Things To Do in Cartagena
Cartagena is a bustling port city in southeast Spain that was founded around 220 BC by Carthaginians. Cartagena boasts a rich history, gorgeous scenery and many ancient ruins.
Moors Castle / Torres Park
Situated on a hill facing the city, Castillo de los Morosstands is a reasonably well-preserved eighteenth century castle built in a French-influenced neoclassical style. The History Interpretation Center located within the castle is designed to help visitors understand the history of Cartagena. A well-tended garden covers the castle’s hill. To get there you can walk uphill from town or ride the panoramic lift from in calle Gisbert.
The Roman theatre exemplifies the rich history of Cartagena. Discovered in 1987 and rebuilt until 2003, this theatre was built between the 5th and 3rd century BC and used as such until the 3rd century AD, when a market replaced it. In 435 the entire city was destroyed by the Vandals. In the 13th century, after Byzantine, Visigoth and Muslim occupations, a cathedral was built onsite using stones from the theatre but was destroyed in the 16th century.
Today, a museum passes underneath a palace and a church before reaching the theatre at the end.
Plaza del Ayuntamiento
Cartagena is a city of street art, and Plaza del Ayuntamiento has plenty – from severed heads lying in the grass by the old town walls to a life size metal postman dragging his heavy sack toward Calle Mayor. On the walls, look for the mosaic and a tiled display of Cartagena’s history. Other Cartagena characters of steel sit on benches and contemplate the humans walking past.
Take a walk through ancient history in and around Cartagena’s oldest structures.
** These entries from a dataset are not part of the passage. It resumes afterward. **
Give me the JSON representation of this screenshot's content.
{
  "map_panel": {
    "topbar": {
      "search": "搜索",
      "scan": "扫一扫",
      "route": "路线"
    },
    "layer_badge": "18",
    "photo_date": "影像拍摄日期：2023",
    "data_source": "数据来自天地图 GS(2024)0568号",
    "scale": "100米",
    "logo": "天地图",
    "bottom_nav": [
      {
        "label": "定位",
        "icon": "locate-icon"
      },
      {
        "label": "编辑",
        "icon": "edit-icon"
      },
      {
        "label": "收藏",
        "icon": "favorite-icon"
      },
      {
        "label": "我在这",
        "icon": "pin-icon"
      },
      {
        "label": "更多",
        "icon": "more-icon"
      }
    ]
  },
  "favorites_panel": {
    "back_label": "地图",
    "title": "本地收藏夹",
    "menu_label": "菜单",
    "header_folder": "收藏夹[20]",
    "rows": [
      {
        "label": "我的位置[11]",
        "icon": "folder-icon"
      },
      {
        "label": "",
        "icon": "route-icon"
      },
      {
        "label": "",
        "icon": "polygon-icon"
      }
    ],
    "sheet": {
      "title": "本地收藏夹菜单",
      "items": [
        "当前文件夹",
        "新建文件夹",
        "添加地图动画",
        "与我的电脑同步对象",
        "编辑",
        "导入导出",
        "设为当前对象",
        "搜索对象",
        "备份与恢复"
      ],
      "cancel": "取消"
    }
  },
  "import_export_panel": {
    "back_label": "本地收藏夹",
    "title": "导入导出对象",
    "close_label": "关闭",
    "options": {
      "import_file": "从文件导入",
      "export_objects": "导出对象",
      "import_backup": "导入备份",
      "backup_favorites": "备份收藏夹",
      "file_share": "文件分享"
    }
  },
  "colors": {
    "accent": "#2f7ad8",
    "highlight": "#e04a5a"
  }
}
From the Punic walls and rampart (built in 227 BC) to the Concepcion Castle (reconstructed in the 13th century), you’ll spend a day traveling back in time.
Located at the south-east of the Murcian Community, the “Little Sea” is the largest salt water lagoon in Europe. The saline water is separated from the mediterranean by a sand bank with a length of 24 km of La Manga (The Strip). The area is known for its mineral-rich water that is thought to have therapeutic effects.
Stroll past a scenic display of nets on the quay and fishing boats moored in the northern harbor. Fishing plays an important part in the economy of Cartagena, and the markets are always well supplied with the freshest fish and sea food.
Editor’s note: The information contained on this page was compiled using real traveler reviews about things to do in Cartagena.